Vollmundig warb der Hamburger-Bräter Burger King mit einer satten Testesser-Mehrheit von 62 Prozent für seinen "Whopper" gegenüber McDonald's "Big Mac". Das Münchner Oberlandesgericht prüfte und kam zu einem subjektiven Geschmacksurteil.

München - Im Werbestreit der Fast-Food-Ketten hat Branchenführer McDonald's ein weiteres Mal über Konkurrent Burger King gesiegt. Burger King darf endgültig nicht mehr mit der Behauptung werben, sein "Whopper" schmecke besser als der "Big Mac" von McDonald's. Auf Antrag eines Wettbewerbsverbandes untersagte jetzt auch das Oberlandesgericht München entsprechende Werbeanzeigen mit Ergebnissen eines Geschmackstests.

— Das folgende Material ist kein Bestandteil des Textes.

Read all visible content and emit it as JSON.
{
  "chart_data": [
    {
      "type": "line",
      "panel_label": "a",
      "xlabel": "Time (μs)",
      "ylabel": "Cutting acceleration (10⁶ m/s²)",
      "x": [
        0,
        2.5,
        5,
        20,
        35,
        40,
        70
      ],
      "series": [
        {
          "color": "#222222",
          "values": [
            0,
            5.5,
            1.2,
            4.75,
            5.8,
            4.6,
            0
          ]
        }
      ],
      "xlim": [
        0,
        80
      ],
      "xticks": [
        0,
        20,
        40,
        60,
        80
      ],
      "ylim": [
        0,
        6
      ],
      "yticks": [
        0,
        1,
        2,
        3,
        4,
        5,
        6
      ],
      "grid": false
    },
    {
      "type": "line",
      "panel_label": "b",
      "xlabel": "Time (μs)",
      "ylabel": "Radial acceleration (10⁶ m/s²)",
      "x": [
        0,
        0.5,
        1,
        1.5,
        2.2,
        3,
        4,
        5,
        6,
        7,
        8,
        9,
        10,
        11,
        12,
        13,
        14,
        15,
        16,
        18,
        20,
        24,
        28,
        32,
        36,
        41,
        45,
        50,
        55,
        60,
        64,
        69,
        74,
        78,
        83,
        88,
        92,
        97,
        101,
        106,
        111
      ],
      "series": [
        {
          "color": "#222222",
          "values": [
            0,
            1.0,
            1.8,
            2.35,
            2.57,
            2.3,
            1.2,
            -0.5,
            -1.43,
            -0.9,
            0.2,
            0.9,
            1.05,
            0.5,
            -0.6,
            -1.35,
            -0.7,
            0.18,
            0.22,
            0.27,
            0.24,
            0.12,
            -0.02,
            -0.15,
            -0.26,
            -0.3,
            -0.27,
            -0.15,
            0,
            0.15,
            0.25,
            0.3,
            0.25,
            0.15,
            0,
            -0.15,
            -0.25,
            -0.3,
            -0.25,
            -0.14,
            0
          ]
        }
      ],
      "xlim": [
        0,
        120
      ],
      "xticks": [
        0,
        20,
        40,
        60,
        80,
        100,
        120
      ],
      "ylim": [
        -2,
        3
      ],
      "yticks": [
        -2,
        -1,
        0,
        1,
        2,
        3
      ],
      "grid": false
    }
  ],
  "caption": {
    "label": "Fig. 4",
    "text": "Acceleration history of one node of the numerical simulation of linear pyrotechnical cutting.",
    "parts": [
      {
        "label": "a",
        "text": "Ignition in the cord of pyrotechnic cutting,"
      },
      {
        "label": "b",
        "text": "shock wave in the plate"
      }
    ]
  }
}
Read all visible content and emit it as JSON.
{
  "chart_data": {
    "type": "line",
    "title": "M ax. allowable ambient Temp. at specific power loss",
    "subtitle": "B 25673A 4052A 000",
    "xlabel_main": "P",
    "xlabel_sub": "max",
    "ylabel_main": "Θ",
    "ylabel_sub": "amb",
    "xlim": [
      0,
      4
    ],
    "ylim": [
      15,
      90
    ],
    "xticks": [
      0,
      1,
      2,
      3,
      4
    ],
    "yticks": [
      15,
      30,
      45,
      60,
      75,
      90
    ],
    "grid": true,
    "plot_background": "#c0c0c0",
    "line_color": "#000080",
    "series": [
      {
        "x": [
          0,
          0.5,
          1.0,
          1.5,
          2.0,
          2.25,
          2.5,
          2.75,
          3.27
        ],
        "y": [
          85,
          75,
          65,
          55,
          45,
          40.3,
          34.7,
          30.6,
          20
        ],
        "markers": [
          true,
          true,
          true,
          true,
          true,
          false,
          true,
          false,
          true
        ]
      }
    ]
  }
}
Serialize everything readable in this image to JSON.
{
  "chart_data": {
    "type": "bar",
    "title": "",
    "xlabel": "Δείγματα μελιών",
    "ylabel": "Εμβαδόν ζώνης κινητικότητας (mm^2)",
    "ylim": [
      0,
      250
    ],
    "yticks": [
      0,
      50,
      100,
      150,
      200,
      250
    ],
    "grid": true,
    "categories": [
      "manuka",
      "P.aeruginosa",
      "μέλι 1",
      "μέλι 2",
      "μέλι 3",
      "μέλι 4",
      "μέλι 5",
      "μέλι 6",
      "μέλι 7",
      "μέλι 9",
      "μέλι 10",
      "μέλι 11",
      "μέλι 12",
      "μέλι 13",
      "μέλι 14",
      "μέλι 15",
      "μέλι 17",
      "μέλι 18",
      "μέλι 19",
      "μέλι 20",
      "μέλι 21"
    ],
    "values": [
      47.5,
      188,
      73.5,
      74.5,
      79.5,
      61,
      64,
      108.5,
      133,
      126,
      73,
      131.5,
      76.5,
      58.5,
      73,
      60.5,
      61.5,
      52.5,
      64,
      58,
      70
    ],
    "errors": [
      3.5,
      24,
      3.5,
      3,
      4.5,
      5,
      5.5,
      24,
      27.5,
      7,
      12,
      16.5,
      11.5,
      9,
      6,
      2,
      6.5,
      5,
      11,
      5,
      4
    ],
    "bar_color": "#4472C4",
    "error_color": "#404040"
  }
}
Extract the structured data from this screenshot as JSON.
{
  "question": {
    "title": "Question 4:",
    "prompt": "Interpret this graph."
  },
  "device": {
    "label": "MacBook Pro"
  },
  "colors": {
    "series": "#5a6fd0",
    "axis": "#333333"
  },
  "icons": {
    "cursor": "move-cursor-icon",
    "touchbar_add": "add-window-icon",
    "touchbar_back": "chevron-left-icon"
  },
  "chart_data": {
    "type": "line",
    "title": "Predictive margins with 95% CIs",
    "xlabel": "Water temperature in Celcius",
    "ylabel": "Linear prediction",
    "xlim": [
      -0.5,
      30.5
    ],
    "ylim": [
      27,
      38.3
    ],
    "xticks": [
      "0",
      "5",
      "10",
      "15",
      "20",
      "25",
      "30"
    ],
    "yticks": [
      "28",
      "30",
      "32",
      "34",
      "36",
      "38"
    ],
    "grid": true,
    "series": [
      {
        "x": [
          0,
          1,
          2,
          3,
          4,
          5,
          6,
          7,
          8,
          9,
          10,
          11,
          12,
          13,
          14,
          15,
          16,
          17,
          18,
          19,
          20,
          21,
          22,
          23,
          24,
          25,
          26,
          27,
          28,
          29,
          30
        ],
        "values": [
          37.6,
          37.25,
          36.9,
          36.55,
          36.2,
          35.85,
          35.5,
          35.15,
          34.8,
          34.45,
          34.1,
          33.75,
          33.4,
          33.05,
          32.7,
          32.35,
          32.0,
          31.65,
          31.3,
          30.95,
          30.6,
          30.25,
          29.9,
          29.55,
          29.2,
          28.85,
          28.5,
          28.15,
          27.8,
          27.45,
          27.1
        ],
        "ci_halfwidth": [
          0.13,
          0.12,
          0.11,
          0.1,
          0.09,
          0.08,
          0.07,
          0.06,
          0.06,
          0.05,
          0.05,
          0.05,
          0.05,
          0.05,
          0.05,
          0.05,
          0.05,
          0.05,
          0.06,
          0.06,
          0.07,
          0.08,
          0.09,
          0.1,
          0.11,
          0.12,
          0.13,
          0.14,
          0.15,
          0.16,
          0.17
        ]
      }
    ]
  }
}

 Heißes Brötchen mit Beef-Einlage

Heißes Brötchen mit Beef-Einlage

Bereits Ende Januar hatte das Kölner Landgericht Burger King diese Art der Werbung unter Androhung eines Ordnungsgeldes bis zu einer halben Million Mark verboten. In Köln war McDonald's selbst als Antragsteller aufgetreten. Das am Freitag veröffentlichte Münchner OLG-Urteil ist unanfechtbar.

Der Bundesgerichtshof erlaube zwar seit einiger Zeit eine vergleichende Werbung, räumte das Gericht ein. Diese müsse sich aber an die Richtlinie des Europäischen Parlaments halten, die nur den Vergleich "wesentlicher, nachprüfbarer und typischer" Eigenschaften konkurrierender Produkte zulasse. Der Verbraucher-Geschmack aber sei subjektiv und der Mode unterworfen. Das Testergebnis sage nichts über die Eigenschaften der verglichenen Hamburger aus .

Burger King hatte unter der Überschrift "Satte Mehrheit" ein Säulendiagramm abgebildet, demzufolge 62 Prozent der Konsumenten den "Whopper" lieber essen als das Produkt der Konkurrenz. Dies sei durch eine Studie eines "renommierten Umfrage-Instituts" belegt, hatte die Fast-Food-Kette angeführt.